「これがメイクできれば一人前のスケーター」というトリックってあると思います。仲間とのスケート談義でよく挙げられるものとしてはフラットだとトレフリップ、縁石だとBsテールスライド、アールならブラントやピボット、5-0からのフェイキーといったとこでしょうか。あくまでも目安となるトリックで個人差はあるものの、まぐれでできるなんてものではありません。もっとシンプルな例がいいですね。それはズバリ「男ならオーリーで縦コーン」、これですね。いくらか安定したオーリーができるようになり、ステアやギャップにも応用できるようになってきた頃ようやく見えてくる縦コーン。トラ棒よりも少し高い約70センチの壁は、なかなか手強いってもんだ。

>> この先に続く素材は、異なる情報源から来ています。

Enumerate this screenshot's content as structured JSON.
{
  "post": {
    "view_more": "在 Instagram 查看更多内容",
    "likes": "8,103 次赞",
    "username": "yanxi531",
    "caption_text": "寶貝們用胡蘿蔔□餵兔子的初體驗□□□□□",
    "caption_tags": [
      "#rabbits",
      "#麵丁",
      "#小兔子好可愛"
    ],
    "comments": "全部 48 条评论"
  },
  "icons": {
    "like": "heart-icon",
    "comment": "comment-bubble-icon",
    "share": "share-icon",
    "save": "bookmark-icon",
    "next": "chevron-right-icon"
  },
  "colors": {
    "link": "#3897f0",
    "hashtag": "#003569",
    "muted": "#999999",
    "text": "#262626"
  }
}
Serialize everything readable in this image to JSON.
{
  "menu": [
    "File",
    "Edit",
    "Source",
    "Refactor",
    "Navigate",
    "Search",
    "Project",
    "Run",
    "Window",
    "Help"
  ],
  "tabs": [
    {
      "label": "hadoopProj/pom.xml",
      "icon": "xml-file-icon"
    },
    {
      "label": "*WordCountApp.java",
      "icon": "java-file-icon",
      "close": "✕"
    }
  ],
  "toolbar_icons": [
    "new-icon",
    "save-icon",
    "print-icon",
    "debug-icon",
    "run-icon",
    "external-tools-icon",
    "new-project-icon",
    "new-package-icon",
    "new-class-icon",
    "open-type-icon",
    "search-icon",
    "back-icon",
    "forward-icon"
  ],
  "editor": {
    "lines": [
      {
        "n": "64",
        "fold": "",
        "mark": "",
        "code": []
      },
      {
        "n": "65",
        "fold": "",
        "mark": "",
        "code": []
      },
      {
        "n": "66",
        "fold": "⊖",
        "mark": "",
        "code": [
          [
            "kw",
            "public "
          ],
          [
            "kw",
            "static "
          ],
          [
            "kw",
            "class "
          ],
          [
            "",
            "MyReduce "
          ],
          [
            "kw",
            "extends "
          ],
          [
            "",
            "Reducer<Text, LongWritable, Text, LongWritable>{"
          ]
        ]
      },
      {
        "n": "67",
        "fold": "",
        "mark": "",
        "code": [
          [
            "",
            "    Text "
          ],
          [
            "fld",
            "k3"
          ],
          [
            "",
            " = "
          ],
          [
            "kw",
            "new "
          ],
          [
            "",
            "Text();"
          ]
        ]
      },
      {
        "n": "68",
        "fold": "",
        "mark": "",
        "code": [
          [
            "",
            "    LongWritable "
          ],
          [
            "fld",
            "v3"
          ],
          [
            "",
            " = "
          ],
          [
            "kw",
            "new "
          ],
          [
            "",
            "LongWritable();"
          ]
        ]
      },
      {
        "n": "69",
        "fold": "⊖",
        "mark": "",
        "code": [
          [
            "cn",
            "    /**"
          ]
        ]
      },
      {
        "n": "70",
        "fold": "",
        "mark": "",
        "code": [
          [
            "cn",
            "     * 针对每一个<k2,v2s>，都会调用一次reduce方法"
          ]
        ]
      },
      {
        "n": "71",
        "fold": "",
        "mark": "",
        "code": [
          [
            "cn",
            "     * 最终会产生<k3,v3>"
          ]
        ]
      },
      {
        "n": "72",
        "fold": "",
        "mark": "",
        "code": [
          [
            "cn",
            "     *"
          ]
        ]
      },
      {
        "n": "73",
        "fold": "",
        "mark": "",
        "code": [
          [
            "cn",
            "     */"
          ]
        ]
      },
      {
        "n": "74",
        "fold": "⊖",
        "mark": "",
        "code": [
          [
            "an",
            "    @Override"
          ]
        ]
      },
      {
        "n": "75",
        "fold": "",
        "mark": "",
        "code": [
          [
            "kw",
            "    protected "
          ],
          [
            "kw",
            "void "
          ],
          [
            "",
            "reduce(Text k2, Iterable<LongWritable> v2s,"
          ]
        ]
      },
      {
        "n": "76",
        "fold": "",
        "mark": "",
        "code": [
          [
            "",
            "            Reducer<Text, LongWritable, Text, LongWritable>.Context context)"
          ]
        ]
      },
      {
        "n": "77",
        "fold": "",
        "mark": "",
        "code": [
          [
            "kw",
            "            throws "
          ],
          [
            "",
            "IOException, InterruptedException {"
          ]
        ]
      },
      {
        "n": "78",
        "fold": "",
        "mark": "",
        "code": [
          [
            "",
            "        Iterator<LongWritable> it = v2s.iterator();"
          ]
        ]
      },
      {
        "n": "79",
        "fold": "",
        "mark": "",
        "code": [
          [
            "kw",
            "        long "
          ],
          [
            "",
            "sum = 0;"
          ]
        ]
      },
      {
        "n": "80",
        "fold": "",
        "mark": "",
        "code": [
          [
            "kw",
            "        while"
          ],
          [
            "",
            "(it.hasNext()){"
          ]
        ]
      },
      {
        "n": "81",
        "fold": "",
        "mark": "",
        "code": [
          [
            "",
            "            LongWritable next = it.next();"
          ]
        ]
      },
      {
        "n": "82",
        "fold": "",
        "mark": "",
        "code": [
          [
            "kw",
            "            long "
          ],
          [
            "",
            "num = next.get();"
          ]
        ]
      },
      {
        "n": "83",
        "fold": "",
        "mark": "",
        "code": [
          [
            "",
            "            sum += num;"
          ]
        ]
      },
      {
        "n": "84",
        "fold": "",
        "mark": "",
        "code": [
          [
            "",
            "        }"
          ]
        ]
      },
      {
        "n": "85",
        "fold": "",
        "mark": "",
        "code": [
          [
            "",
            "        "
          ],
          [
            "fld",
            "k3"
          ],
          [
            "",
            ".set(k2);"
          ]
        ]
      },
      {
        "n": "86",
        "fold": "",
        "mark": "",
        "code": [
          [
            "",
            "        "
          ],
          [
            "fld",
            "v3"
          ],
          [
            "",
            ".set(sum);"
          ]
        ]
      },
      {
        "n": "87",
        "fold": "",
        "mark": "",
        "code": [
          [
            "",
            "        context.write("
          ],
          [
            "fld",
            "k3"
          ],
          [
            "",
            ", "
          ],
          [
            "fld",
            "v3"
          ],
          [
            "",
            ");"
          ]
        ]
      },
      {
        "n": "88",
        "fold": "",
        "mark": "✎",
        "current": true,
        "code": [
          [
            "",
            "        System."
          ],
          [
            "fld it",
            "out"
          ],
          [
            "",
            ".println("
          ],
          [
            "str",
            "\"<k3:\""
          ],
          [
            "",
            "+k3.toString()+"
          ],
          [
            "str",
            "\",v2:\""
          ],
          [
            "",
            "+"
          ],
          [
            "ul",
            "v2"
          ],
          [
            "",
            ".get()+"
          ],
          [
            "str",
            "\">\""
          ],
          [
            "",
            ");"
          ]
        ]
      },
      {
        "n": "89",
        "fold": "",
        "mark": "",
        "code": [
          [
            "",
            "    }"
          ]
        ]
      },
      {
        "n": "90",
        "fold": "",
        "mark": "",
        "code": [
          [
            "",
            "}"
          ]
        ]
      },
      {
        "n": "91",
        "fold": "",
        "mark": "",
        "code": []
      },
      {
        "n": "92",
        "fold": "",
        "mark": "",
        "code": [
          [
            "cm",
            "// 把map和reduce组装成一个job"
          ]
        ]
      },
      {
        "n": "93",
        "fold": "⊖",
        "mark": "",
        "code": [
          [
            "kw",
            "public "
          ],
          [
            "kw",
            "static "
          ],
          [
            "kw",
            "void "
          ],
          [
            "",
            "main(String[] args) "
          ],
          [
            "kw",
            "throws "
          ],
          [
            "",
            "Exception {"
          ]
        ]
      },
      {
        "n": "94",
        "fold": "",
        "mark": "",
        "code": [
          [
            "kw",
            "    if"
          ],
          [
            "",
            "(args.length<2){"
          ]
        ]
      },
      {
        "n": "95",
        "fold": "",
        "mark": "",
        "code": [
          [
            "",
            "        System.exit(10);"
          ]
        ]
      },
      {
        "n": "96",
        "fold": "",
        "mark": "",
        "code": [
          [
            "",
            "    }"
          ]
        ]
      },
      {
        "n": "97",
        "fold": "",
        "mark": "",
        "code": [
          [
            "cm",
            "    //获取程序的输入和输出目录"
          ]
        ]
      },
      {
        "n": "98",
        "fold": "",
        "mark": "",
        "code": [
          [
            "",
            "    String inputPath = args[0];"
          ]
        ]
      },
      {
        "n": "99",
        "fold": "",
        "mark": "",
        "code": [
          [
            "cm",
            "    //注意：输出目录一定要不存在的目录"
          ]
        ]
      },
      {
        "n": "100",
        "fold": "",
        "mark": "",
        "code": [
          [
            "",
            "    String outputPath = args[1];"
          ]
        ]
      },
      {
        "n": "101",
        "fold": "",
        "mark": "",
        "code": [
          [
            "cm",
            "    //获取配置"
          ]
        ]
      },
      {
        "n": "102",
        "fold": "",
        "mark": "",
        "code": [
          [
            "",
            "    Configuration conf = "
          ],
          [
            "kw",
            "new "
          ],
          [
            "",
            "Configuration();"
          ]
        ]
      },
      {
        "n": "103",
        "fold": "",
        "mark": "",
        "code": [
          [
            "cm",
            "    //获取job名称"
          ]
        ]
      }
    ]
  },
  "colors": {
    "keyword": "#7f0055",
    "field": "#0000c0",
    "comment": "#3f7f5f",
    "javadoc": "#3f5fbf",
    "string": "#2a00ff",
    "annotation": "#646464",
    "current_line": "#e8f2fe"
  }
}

縦コーンを越えるオーリーの持ち主になるとストリートでの稼動範囲というか、攻めることができるオブスタクルがぐっと増えてきます。何かに登ったり降りたり、少し高めの縁石だって自信のあるトリックでの攻略が可能になります。とまぁそんな感じで僕も狙っていたトリックを映像に収めようとストリートに出掛けたはいいものの、返り討ちに遭うということが最近立て続けに起きました。自分が普段あまりやらないような少し高い縁石なんですが、オーリーがうまいことついてこなくてメイクに至らず。「これはまさか…」との懸念から後日縦コーン越えのオーリーに挑むも簡単に越えられず。えぇ、薄々感づいてはいましたよ。「縦コーンぐらいならまだ余裕で飛べるっしょー」とタカをくくっては日々のスケートライフで縦コーン越えを避け、今や飛べないかもしれない事実に向きあうのを避けてきたということを。実際にはその後のトライで越えられたので「辛うじて飛べる」といったところだろうか。いま30歳。これまでやり残してきたトリック、これからやりたいトリックもまだまだたくさんあるのに頭が痛いものだ。過去の栄光にすがるには早すぎる。それに、あーだこーだ書いてるヤツが「でもオメェ縦コーン飛べないじゃん…」なんて言われるともう何も言うことができないのである(笑)。
とあるスケーターは言います。「目標は50歳になってもオーリーで縦コーンを越える」と。これってとてもシンプルかつ自分のスケートの指標を探るのに有効なやり方のひとつだと思うのです。40代でも縦コーンを軽々飛び越えるスケーターも見かけるのですが、もちろんそれは日々の鍛錬あってこそでしょう。「初心忘るべからず」で見習うべきところですね。ハタチ前後の若いみなさん、縦コーンを重ねたり並べたりと自分の記録を更新し続けられるといいですね。アラサー前後のみなさん、「昔飛べてたけど…」が「まだ飛べる」になるといいですね。アラフォー以降のみなさん、50歳で縦コーン飛べるぐらいバリスケできると素敵ですね!